Abstract

This paper explores the financial performance of the first group of nine infrastructure real estate investment trusts (REITs) that went public in mainland China in June 2021. Under the short-term event study framework, this research compares the abnormal returns and correlations of nine Chinese REITs with three groups of competitors (i.e., 49 quasi-REITs, 54 infrastructure asset-backed securities (ABSs), and 132 Wind utility firms). Three approaches are used to evaluate the performance of REITs: Risk-return indicators (e.g., Sharpe ratios and Jensen’s alphas) and raw returns measure the preliminary results, and panel data analyses capture the relative advantages of REITs over their competitors within the infrastructure industry. REITs are small-cap firms with the largest Sharpe ratios and greater diversification potential than the ABSs.
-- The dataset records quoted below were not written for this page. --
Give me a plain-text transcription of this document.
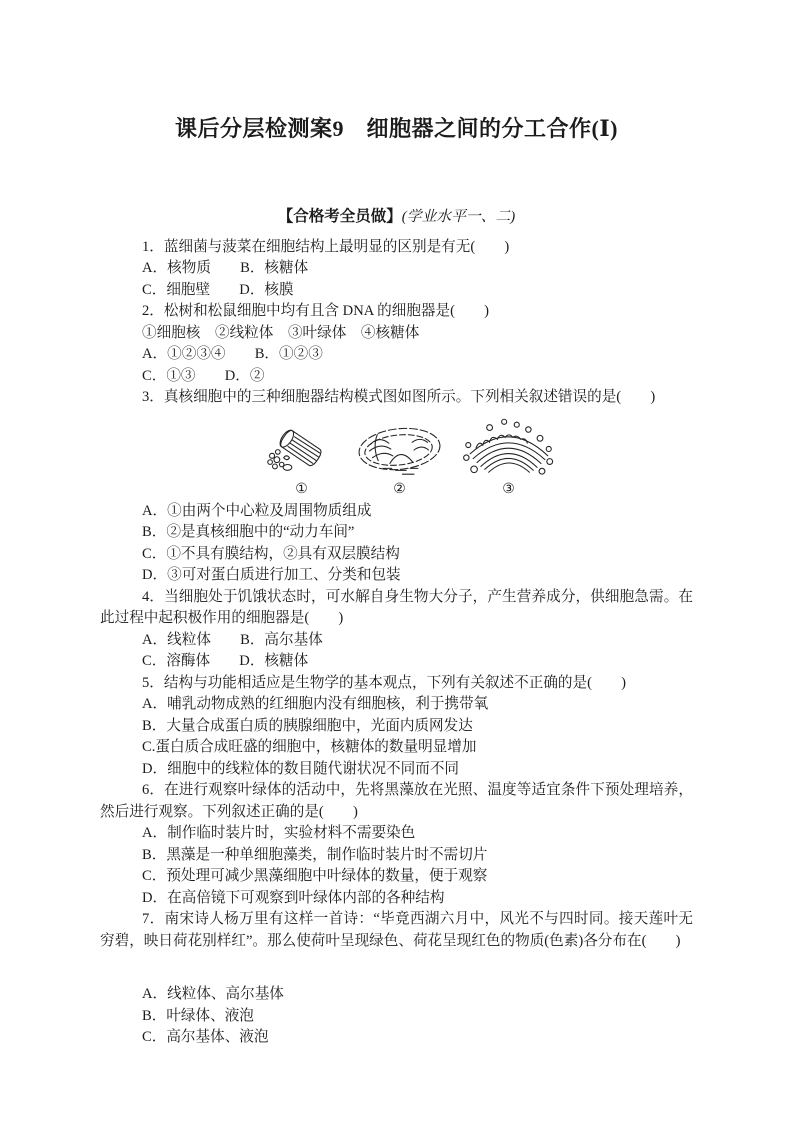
课后分层检测案9　细胞器之间的分工合作(Ⅰ)
【合格考全员做】(学业水平一、二)

1．蓝细菌与菠菜在细胞结构上最明显的区别是有无(　　)

A．核物质　　B．核糖体

C．细胞壁　　D．核膜

2．松树和松鼠细胞中均有且含 DNA 的细胞器是(　　)

①细胞核　②线粒体　③叶绿体　④核糖体

A．①②③④　　B．①②③

C．①③　　D．②

3．真核细胞中的三种细胞器结构模式图如图所示。下列相关叙述错误的是(　　)

①	②	③

A．①由两个中心粒及周围物质组成

B．②是真核细胞中的“动力车间”

C．①不具有膜结构，②具有双层膜结构

D．③可对蛋白质进行加工、分类和包装

4．当细胞处于饥饿状态时，可水解自身生物大分子，产生营养成分，供细胞急需。在此过程中起积极作用的细胞器是(　　)

A．线粒体　　B．高尔基体

C．溶酶体　　D．核糖体

5．结构与功能相适应是生物学的基本观点，下列有关叙述不正确的是(　　)

A．哺乳动物成熟的红细胞内没有细胞核，利于携带氧

B．大量合成蛋白质的胰腺细胞中，光面内质网发达

C.蛋白质合成旺盛的细胞中，核糖体的数量明显增加

D．细胞中的线粒体的数目随代谢状况不同而不同

6．在进行观察叶绿体的活动中，先将黑藻放在光照、温度等适宜条件下预处理培养，然后进行观察。下列叙述正确的是(　　)

A．制作临时装片时，实验材料不需要染色

B．黑藻是一种单细胞藻类，制作临时装片时不需切片

C．预处理可减少黑藻细胞中叶绿体的数量，便于观察

D．在高倍镜下可观察到叶绿体内部的各种结构

7．南宋诗人杨万里有这样一首诗：“毕竟西湖六月中，风光不与四时同。接天莲叶无穷碧，映日荷花别样红”。那么使荷叶呈现绿色、荷花呈现红色的物质(色素)各分布在(　　)

A．线粒体、高尔基体

B．叶绿体、液泡

C．高尔基体、液泡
Despite beating the market, they did not start to trade with a premium until the first month after their initial public offerings (IPOs). Post-event annualized abnormal returns are more than 15% against the ABSs and close to zero against Wind utility firms after controlling for key financial variables, and three mechanisms behind the REIT IPOs (i.e., asset type, taxation, and liquidity) are verified. Therefore, REITs outperform quasi-REITs and infrastructure ABSs as well as the market proxies, and their launch brought out favorable outcomes.